Production levels have declined by up to 20% in some UK crops in the face of low returns, The Grocer has learned.
Although harvests had improved this year, experts warned continued low returns and elevated input costs had resulted in production falling on 2022.
“Whilst the season has been kinder, the environment is still pretty hostile in terms of wanting to invest in this sort of business proposition,” explained British Growers Association CEO Jack Ward.
“What is worrying is that we are seeing people drop out” as the many farmers in the next generation “don’t want to work that hard for that little money”, Ward added.
He pointed to potatoes as a particular casualty of the pressures. Production has dropped by nearly a million tonnes in a year – equating to around 20% of total potato output, according to government data – because growers have “just said ‘we’re not doing it’”, Ward said.
The reports follow a decline in plantings last year. An NFU and Promar Report published in November revealed many growers had cut production by as much as 20%.
The ongoing cuts were backed up by Lee Stiles, secretary of the Lea Valley Growers Association. He reported another 10% of its members had left the industry this year, in addition to the 10% who left in 2022.
“Growers are voting with their feet,” he said. “They’re leaving because they’re not prepared to risk this kind of financial outlay anymore, so, in five years’ time, how many are we going to have left?”

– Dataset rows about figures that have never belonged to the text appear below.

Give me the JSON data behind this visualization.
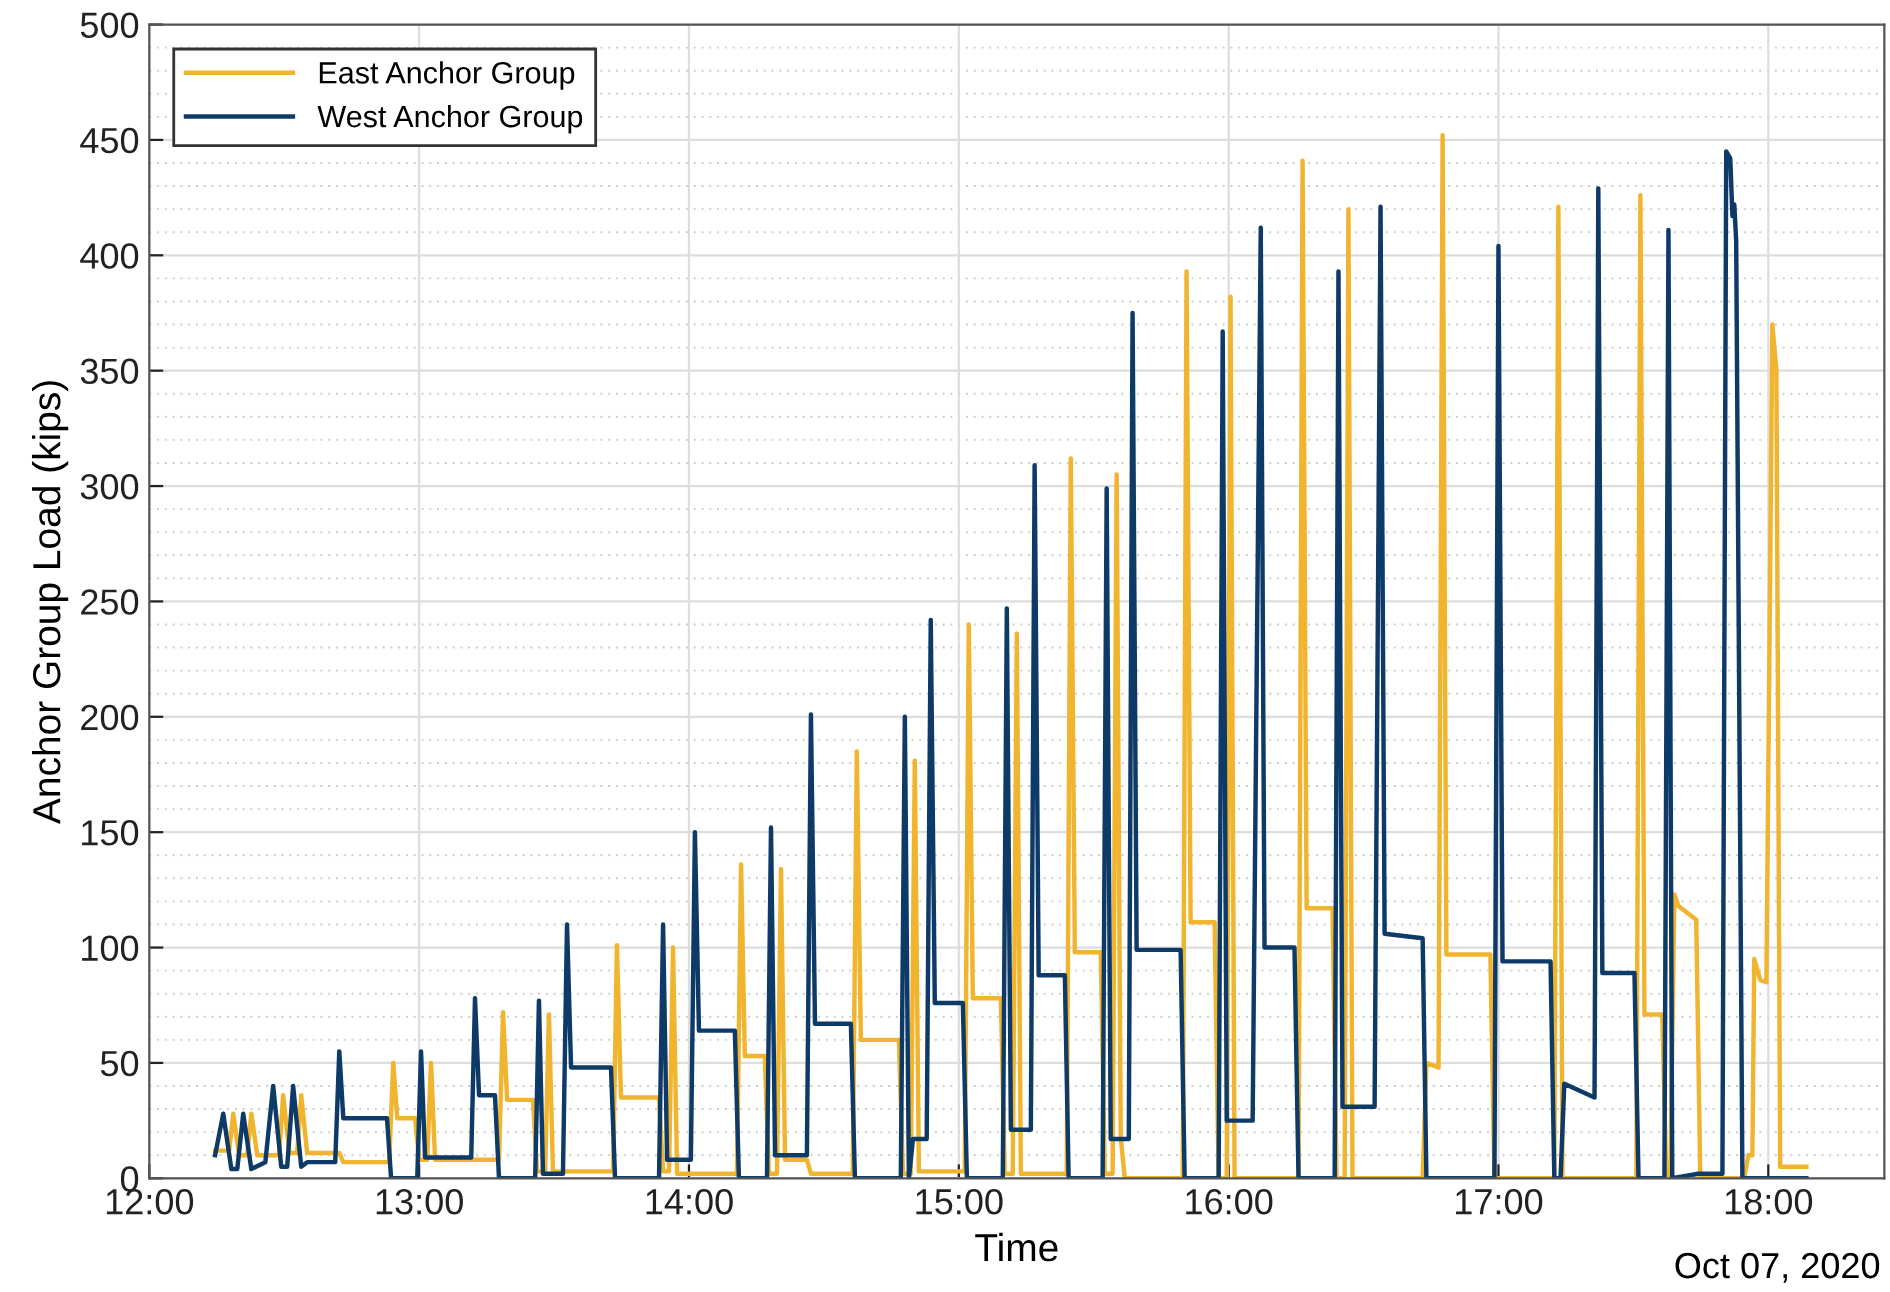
{
  "chart_data": {
    "type": "line",
    "xlabel": "Time",
    "ylabel": "Anchor Group Load (kips)",
    "annotations": [
      "Oct 07, 2020"
    ],
    "xlim": [
      12,
      18.43
    ],
    "xticks": [
      {
        "value": 12,
        "label": "12:00"
      },
      {
        "value": 13,
        "label": "13:00"
      },
      {
        "value": 14,
        "label": "14:00"
      },
      {
        "value": 15,
        "label": "15:00"
      },
      {
        "value": 16,
        "label": "16:00"
      },
      {
        "value": 17,
        "label": "17:00"
      },
      {
        "value": 18,
        "label": "18:00"
      }
    ],
    "ylim": [
      0,
      500
    ],
    "yticks": [
      0,
      50,
      100,
      150,
      200,
      250,
      300,
      350,
      400,
      450,
      500
    ],
    "grid": true,
    "legend": "top left",
    "marker": "none",
    "line_style": "solid",
    "series": [
      {
        "name": "East Anchor Group",
        "color": "#f1b42f",
        "x": [
          12.244,
          12.296,
          12.311,
          12.333,
          12.363,
          12.378,
          12.4,
          12.481,
          12.496,
          12.519,
          12.548,
          12.563,
          12.585,
          12.704,
          12.719,
          12.889,
          12.904,
          12.919,
          12.985,
          13.0,
          13.03,
          13.044,
          13.059,
          13.296,
          13.311,
          13.326,
          13.422,
          13.437,
          13.467,
          13.481,
          13.496,
          13.719,
          13.733,
          13.748,
          13.889,
          13.904,
          13.926,
          13.941,
          13.956,
          14.178,
          14.193,
          14.207,
          14.281,
          14.296,
          14.326,
          14.341,
          14.356,
          14.437,
          14.452,
          14.607,
          14.622,
          14.637,
          14.778,
          14.793,
          14.822,
          14.837,
          14.852,
          15.022,
          15.037,
          15.052,
          15.156,
          15.17,
          15.2,
          15.215,
          15.23,
          15.4,
          15.415,
          15.43,
          15.526,
          15.541,
          15.57,
          15.585,
          15.6,
          15.615,
          15.83,
          15.844,
          15.859,
          15.948,
          15.963,
          15.993,
          16.007,
          16.022,
          16.259,
          16.274,
          16.289,
          16.385,
          16.4,
          16.43,
          16.444,
          16.459,
          16.719,
          16.733,
          16.778,
          16.793,
          16.807,
          16.97,
          16.985,
          17.207,
          17.222,
          17.237,
          17.511,
          17.526,
          17.541,
          17.607,
          17.622,
          17.637,
          17.652,
          17.667,
          17.733,
          17.748,
          17.911,
          17.926,
          17.941,
          17.948,
          17.97,
          17.993,
          18.015,
          18.03,
          18.044,
          18.141
        ],
        "values": [
          12,
          12,
          28,
          10,
          10,
          28,
          10,
          10,
          36,
          11,
          11,
          36,
          11,
          11,
          7,
          7,
          50,
          26,
          26,
          8,
          8,
          50,
          8,
          8,
          72,
          34,
          34,
          3,
          3,
          71,
          3,
          3,
          101,
          35,
          35,
          3,
          3,
          100,
          2,
          2,
          136,
          53,
          53,
          2,
          2,
          134,
          8,
          8,
          2,
          2,
          185,
          60,
          60,
          2,
          2,
          181,
          3,
          3,
          240,
          78,
          78,
          2,
          2,
          236,
          2,
          2,
          312,
          98,
          98,
          2,
          2,
          305,
          18,
          0,
          0,
          393,
          111,
          111,
          0,
          0,
          382,
          0,
          0,
          441,
          117,
          117,
          0,
          0,
          420,
          0,
          0,
          50,
          48,
          452,
          97,
          97,
          0,
          0,
          421,
          0,
          0,
          426,
          71,
          71,
          0,
          0,
          123,
          118,
          112,
          0,
          0,
          10,
          10,
          95,
          86,
          85,
          370,
          350,
          5,
          5
        ]
      },
      {
        "name": "West Anchor Group",
        "color": "#0e3a68",
        "x": [
          12.244,
          12.274,
          12.304,
          12.326,
          12.348,
          12.378,
          12.43,
          12.459,
          12.489,
          12.511,
          12.533,
          12.563,
          12.585,
          12.689,
          12.704,
          12.719,
          12.881,
          12.896,
          12.993,
          13.007,
          13.022,
          13.193,
          13.207,
          13.222,
          13.281,
          13.296,
          13.43,
          13.444,
          13.459,
          13.533,
          13.548,
          13.563,
          13.711,
          13.726,
          13.889,
          13.904,
          13.919,
          14.007,
          14.022,
          14.037,
          14.17,
          14.185,
          14.289,
          14.304,
          14.319,
          14.437,
          14.452,
          14.467,
          14.6,
          14.615,
          14.785,
          14.8,
          14.815,
          14.83,
          14.881,
          14.896,
          14.911,
          15.015,
          15.03,
          15.163,
          15.178,
          15.193,
          15.267,
          15.281,
          15.296,
          15.393,
          15.407,
          15.533,
          15.548,
          15.563,
          15.63,
          15.644,
          15.659,
          15.822,
          15.837,
          15.963,
          15.978,
          15.993,
          16.089,
          16.119,
          16.133,
          16.244,
          16.259,
          16.393,
          16.407,
          16.422,
          16.541,
          16.563,
          16.578,
          16.719,
          16.733,
          16.985,
          17.0,
          17.015,
          17.193,
          17.207,
          17.23,
          17.244,
          17.356,
          17.37,
          17.385,
          17.504,
          17.519,
          17.615,
          17.63,
          17.644,
          17.741,
          17.83,
          17.844,
          17.859,
          17.867,
          17.874,
          17.881,
          17.904,
          18.141
        ],
        "values": [
          10,
          28,
          4,
          4,
          28,
          4,
          7,
          40,
          5,
          5,
          40,
          5,
          7,
          7,
          55,
          26,
          26,
          0,
          0,
          55,
          9,
          9,
          78,
          36,
          36,
          0,
          0,
          77,
          2,
          2,
          110,
          48,
          48,
          0,
          0,
          110,
          8,
          8,
          150,
          64,
          64,
          0,
          0,
          152,
          10,
          10,
          201,
          67,
          67,
          0,
          0,
          200,
          0,
          17,
          17,
          242,
          76,
          76,
          0,
          0,
          247,
          21,
          21,
          309,
          88,
          88,
          0,
          0,
          299,
          17,
          17,
          375,
          99,
          99,
          0,
          0,
          367,
          25,
          25,
          412,
          100,
          100,
          0,
          0,
          393,
          31,
          31,
          421,
          106,
          104,
          0,
          0,
          404,
          94,
          94,
          0,
          0,
          41,
          35,
          429,
          89,
          89,
          0,
          0,
          411,
          0,
          2,
          2,
          445,
          442,
          417,
          422,
          406,
          0,
          0
        ]
      }
    ]
  }
}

And “once they’ve gone, they’ve gone and you’ve not just lost the infrastructure, you’ve lost all the knowledge that goes with it”, Stiles added.
Labour is proving one of the key inflationary pressures for growers. In the case of berry growers, 50% of the costs of production are direct labour costs, said Nick Marston, chair of British Berry Growers.
Raspberries have the “highest direct labour content of all berries”, he said – resulting in a decline of around 11% this year.
“One of the ways that [growers are] reducing it actually is to increase crop spacing, so that they still get the same number of hectares, they are putting fewer plants in there,” he explained.
“That actually makes the raspberries quicker and therefore less expensive to pick but you don’t get as many tonnes off your infrastructure.”
Labour costs are also expected to rise, as chancellor Jeremy Hunt suggested last week at the Conservative party conference, which Ward said will likely have a “massive impact”.
Another factor making things harder for growers is the rise in interest rates, which makes investment more challenging, Ward added. The current 8% rate is a “massive disincentive for spending an awful lot of money” which will likely decrease investment.
As previously reported by The Grocer, the top fruit sector is also under considerable pressure, and industry body British Apples & Pears announced last month that the average profitability of the UK’s major apple growers had dropped by 133% over the past year.
“Apple growers are not receiving a fair return from supermarkets,” said BAP executive chair Ali Capper. “This is putting the future of British apple growing at risk. It’s a situation that must change and change quickly.”